Das „Undenkbare“ denken

Die CSU-Basis tut sich mit dem Gedanken an Schwarz-Grün besonders schwer. Die Sondierung ist eine weitere Demütigung nach der unerwarteten Wahlniederlage

MÜNCHEN taz ■ Auf nichts mehr kann man sich verlassen in Bayern. Am Sonntag rutschte die CSU um zehn Prozentpunkte nach unten, und dann lud der Chef auch noch die Grünen zu Koalitionsgesprächen ein – schließlich, so Ministerpräsident Edmund Stoiber, müsse man in dieser schweren Stunde durchdenken, was „undenkbar“ erscheine. Dafür – genau für den Vorschlag einer schwarz-gelb-grünen Koalition – gab es ein paar Minuten vor Mitternacht spontanen Beifall auf der CSU-Wahlparty. In den letzten Tagen ruderte der verunsicherte Landesvater dann doch zurück. Von einem „Kulturschock für CSU-Wähler“ soll Stoiber gesprochen haben, nachdem er sich vom Rausch der Niederlage erholt hatte. Jetzt soll doch undenkbar bleiben, was bisher schon undenkbar war: „Ihr müsst euch darauf einstellen, dass ich für die CSU nein sage zu einer Jamaika-Koalition.“ So was wäre der Basis, den 180.000 Mitgliedern und den 3,5 Millionen schwarzen Wählern, dann doch nicht zuzumuten.

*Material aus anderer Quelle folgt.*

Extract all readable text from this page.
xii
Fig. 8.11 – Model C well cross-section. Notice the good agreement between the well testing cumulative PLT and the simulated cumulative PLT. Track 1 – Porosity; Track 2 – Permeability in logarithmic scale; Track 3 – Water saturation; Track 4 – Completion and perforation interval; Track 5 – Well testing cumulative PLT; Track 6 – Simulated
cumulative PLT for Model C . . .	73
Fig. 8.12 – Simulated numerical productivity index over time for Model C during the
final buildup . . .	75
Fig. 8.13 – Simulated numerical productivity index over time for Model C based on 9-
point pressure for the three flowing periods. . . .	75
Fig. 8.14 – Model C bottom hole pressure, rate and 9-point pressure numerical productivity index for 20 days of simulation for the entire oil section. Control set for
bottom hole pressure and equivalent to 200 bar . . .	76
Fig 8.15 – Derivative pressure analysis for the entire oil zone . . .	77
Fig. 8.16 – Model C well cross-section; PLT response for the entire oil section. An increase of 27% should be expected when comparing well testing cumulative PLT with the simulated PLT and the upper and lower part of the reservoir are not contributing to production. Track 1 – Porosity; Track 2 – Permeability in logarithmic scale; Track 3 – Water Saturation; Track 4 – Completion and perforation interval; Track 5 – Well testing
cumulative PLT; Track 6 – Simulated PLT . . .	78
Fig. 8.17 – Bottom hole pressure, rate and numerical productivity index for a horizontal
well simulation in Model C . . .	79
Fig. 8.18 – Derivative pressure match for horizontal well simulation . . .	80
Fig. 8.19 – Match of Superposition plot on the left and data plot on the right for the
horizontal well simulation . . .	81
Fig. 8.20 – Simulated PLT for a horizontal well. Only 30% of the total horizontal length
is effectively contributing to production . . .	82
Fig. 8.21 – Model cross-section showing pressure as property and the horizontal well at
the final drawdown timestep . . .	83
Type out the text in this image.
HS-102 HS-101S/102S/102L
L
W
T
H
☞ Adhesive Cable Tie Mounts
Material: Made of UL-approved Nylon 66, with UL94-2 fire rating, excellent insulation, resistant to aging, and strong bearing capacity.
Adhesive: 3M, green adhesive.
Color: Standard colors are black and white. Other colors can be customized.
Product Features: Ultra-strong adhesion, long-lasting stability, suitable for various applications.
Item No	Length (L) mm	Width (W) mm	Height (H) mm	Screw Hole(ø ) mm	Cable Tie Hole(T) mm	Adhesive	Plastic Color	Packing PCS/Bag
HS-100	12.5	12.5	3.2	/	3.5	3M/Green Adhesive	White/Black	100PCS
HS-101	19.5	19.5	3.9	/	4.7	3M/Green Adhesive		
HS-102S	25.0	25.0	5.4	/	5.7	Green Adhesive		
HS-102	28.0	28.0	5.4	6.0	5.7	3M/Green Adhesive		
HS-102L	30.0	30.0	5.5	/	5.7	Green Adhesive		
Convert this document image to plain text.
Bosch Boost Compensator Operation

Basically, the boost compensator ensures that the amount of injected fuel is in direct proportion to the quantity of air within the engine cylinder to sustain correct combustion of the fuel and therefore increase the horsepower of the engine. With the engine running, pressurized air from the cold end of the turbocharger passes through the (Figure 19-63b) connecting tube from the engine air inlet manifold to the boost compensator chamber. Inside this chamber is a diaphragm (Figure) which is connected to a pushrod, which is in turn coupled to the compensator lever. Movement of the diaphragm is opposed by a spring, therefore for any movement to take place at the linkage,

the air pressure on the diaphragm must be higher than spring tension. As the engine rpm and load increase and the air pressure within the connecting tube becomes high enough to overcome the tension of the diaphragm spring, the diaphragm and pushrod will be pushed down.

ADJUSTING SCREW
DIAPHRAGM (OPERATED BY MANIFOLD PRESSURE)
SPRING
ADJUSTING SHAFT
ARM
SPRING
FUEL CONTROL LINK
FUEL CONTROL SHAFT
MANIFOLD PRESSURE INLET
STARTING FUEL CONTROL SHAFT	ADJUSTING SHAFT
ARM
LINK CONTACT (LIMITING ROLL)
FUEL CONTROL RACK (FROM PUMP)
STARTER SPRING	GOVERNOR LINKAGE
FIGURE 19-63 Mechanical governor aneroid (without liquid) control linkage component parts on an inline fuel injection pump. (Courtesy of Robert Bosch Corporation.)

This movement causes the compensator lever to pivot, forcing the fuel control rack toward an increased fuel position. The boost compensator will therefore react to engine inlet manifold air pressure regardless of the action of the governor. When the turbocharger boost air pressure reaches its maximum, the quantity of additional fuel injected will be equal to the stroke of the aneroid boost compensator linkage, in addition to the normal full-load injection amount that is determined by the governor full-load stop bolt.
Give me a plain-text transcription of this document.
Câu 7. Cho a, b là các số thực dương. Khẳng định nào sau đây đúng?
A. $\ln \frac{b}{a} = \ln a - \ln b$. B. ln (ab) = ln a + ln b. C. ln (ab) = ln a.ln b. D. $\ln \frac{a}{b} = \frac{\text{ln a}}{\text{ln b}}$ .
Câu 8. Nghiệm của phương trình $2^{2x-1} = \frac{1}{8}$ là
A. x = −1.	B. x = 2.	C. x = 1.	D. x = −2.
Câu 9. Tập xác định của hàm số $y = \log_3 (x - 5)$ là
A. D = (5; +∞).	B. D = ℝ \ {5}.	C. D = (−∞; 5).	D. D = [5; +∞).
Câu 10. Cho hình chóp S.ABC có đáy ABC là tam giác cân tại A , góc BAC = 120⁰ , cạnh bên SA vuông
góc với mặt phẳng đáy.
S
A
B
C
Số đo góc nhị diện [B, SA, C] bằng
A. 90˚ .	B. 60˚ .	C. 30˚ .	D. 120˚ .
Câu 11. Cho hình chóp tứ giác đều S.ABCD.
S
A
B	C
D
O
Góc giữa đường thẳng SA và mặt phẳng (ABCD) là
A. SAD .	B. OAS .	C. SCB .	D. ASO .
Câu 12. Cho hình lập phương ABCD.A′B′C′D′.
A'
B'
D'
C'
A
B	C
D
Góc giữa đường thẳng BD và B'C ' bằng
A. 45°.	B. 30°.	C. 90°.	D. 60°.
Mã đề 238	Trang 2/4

„Stoiber fällt um, weil er einen Autoritätsverlust hat“, urteilt dagegen Joachim Doppel. Als Kreisverbandsvorsitzender und stellvertretender Landrat im oberfränkischen Kronach ist er einer von der Basis. Zur Jamaika-Haltung seiner 2.000 schwarzen Schäfchen – das sind übrigens 2,6 Prozent aller Landkreiseinwohner – will er der taz noch nichts sagen: „Im Gegensatz zu den Oberen will ich dazu erst einmal alle befragen.“ Auf jeden Fall sei die Basis verunsichert: „Die denken sich: Um Gottes Willen, was macht die Spitze jetzt schon wieder. Die Grünen wurden uns doch jahrelang als Teufelswerk verkauft.“ In seinen Augen haben die Grünen durch ihre diversen Regierungsbeteiligungen aber „Salonfähigkeit“ bewiesen, „sie sind nicht mehr die Schmuddelkinder von einst, mittelfristig kann ich sie mir durchaus als Koalitionspartner vorstellen.“ Es sei aber eine „Riesenschande“, dass sich Merkel und Stoiber überhaupt an einen Tisch mit den Grünen setzen müssten. „Die Union hat eine Jahrhundertchance vertan und die CSU muss schauen, dass die Niederlage nicht nachhaltig wird.“

Auch Daniel Grotzky macht sich Sorgen um die Wählerschaft: „Wir müssen unsere Stammklientel im Auge behalten – da haben wir ein breiteres Spektrum abzudecken als die CDU“, erklärt der JU-Vorsitzende in München-Perlach. Wichtig sei eine Koalition, die in Deutschland Reformen durchsetzen kann. „Das können auch die Grünen sein, aber da gibt es auch andere Meinungen in der Partei – da unterscheiden sich Junge und Alte und vor allem Stadt und Land.“ Das sieht der Münchner CSU-Stadtrat Marian Offmann ähnlich: „Aus kommunalpolitischer Sicht kann ich eine Jamaika-Ablehnung nicht nachvollziehen, da gibt es durchaus Schnittmengen.“ Viele Reibungspunkte wie Atomkraft oder Transrapid seien dieselben wie bei der SPD.